Since I’d only gotten about five hours of sleep, I dozed off for a while, then had some telephonic conversations, but didn’t make the telephonic calls I needed to make because the time just got away from me. I heated up the soup and had that, then got two tacos from the nearby Mexican jernt I like. They arrived very quickly and were very good. I got the hard drive back with the fixed Drat! Video. The fixes were basically fine, although he clipped one word but that wasn’t too bothersome. I then got it uploaded to YouTube but as a private video. That took a long time because the file was over twenty-four gigs. It’s not viewable by the general public and won’t be. Then I watched the PBS showing of Kiss Me, Kate from London and I really did not care for it at all. While I enjoyed some of Bartlett Sher’s South Pacific revival (but not all), I hated his My Fair Lady production, and I saw enough of his Fiddler on the Roof to know I would have hated that. The Kiss Me, Kate was just so full of itself and so relentlessly busy – there must have been over a thousand light cues – I hate the way shows are lit today, as if the lighting designers are screaming LOOK AT ME! The best lighting designers, like Tharon Musser, lit the show subtly and beautifully. I can only imagine what today’s designers would do with A Chorus Line today, or even Dreamgirls. This changing the lights every three seconds in a musical number is ridiculous – if the material is good, you don’t need to do that – it’s like putting a cattle prod under the audience and is as subtle as a brick. The guy playing Fred couldn’t really sing the role – his acting was okay. Stephanie Block seemed to be trying too hard. And the choreography was more like watching a gym class than dancing. Them’s my two centimes. I’m sure lots enjoyed it and that’s fine by me.

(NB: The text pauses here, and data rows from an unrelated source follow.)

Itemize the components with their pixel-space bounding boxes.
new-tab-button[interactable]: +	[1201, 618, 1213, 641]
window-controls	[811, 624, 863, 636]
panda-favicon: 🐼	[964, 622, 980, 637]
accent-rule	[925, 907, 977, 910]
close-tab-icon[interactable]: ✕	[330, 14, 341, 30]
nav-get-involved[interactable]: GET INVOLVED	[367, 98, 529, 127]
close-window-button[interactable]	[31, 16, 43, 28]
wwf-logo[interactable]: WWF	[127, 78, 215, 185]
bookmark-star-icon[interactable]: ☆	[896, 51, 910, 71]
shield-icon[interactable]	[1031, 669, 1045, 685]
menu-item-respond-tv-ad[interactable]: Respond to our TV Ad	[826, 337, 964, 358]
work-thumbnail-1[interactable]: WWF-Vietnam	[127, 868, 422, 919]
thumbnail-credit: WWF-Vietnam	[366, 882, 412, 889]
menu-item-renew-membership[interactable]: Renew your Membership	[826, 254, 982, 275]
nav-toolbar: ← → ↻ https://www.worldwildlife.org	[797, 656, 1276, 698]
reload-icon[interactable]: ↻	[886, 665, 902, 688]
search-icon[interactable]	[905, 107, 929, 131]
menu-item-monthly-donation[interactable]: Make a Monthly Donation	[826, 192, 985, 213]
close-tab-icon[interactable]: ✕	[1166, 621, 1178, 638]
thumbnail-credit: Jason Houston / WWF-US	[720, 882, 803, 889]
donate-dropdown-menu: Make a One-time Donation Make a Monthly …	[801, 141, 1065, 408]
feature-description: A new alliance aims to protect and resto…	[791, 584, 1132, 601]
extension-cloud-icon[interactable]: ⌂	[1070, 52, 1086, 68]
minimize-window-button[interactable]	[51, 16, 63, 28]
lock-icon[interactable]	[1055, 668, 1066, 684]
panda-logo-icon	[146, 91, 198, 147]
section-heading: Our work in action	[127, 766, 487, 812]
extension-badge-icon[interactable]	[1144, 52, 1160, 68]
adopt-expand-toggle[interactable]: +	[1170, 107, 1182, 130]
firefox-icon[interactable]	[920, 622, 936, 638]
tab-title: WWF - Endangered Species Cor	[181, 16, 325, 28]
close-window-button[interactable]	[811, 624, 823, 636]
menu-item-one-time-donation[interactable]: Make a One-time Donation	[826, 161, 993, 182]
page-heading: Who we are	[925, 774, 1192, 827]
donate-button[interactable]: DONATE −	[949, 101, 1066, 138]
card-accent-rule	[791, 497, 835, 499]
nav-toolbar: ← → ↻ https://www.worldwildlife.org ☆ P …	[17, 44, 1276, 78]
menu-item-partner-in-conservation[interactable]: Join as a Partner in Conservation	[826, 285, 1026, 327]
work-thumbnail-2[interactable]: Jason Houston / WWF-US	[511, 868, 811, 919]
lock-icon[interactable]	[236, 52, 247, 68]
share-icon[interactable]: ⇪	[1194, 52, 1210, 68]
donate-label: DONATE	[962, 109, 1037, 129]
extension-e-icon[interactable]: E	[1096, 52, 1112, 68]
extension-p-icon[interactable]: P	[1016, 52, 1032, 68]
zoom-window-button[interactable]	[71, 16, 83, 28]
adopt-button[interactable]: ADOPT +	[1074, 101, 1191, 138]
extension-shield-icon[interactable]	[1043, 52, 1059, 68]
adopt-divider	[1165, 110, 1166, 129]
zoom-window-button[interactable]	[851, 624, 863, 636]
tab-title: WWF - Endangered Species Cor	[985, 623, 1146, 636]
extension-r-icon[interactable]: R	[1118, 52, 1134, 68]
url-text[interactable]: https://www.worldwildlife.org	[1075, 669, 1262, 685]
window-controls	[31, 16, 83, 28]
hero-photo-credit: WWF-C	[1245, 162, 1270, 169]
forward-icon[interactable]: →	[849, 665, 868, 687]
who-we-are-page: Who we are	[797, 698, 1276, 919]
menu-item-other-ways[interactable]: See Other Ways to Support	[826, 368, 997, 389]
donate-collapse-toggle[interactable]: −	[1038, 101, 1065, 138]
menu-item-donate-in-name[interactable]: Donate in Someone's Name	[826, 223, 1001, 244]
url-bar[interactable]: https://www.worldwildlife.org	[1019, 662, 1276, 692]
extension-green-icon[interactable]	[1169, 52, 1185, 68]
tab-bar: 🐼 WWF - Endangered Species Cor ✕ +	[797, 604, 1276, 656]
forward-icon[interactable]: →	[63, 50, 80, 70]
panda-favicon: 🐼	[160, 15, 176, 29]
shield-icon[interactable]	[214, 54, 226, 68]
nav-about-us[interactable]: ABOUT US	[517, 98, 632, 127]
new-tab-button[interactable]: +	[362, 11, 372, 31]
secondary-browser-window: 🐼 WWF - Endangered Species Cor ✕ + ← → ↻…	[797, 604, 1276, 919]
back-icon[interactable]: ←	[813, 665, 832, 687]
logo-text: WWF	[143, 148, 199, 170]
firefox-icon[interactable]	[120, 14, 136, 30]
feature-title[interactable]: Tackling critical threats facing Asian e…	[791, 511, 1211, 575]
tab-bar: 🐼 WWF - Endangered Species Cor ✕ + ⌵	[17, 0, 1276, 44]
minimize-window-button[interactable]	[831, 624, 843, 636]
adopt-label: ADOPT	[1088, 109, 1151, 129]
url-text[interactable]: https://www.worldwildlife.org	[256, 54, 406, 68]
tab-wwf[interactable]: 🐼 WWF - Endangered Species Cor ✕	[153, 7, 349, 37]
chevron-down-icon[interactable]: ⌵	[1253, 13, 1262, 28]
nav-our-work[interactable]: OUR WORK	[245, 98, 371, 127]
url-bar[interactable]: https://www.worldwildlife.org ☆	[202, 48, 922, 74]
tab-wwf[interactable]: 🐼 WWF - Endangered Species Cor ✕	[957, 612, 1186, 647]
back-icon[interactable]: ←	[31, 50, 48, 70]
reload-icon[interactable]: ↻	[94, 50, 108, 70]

After that, I dozed off again, and here we are.

Today, I’ll be up when I’m up, I’ll do whatever needs doing, then at noon-thirty I’m getting a needed haircut with a new gal doing those honors – not too far from here – then I’ll probably pick something up on the way home rather than ordering in, I’ll eat, I’ll make telephonic calls, I’ll definitely write, and then I can watch, listen, and relax.

Tomorrow is more of the same, I have a lunch meeting on Friday, and I’ll try to write some on the weekend, and I may have to see a play, although I may do that the following week.

Well, dear readers, I must take the day, I must do the things I do, I must, for example, be up when I’m up, do whatever needs doing, get a haircut, pick up something to eat, make telephonic calls, write, and watch, listen, and relax. Today’s topic of discussion: It’s Ask BK Day, the day in which you get to ask me or any dear reader any old question you like and we get to give any old answer we like. So, let’s have loads of lovely questions and loads of lovely answers and loads of lovely postings, shall we, whilst I hit the road to dreamland, happy to have learned what a substack is and how we prefigured it by almost twenty-five years.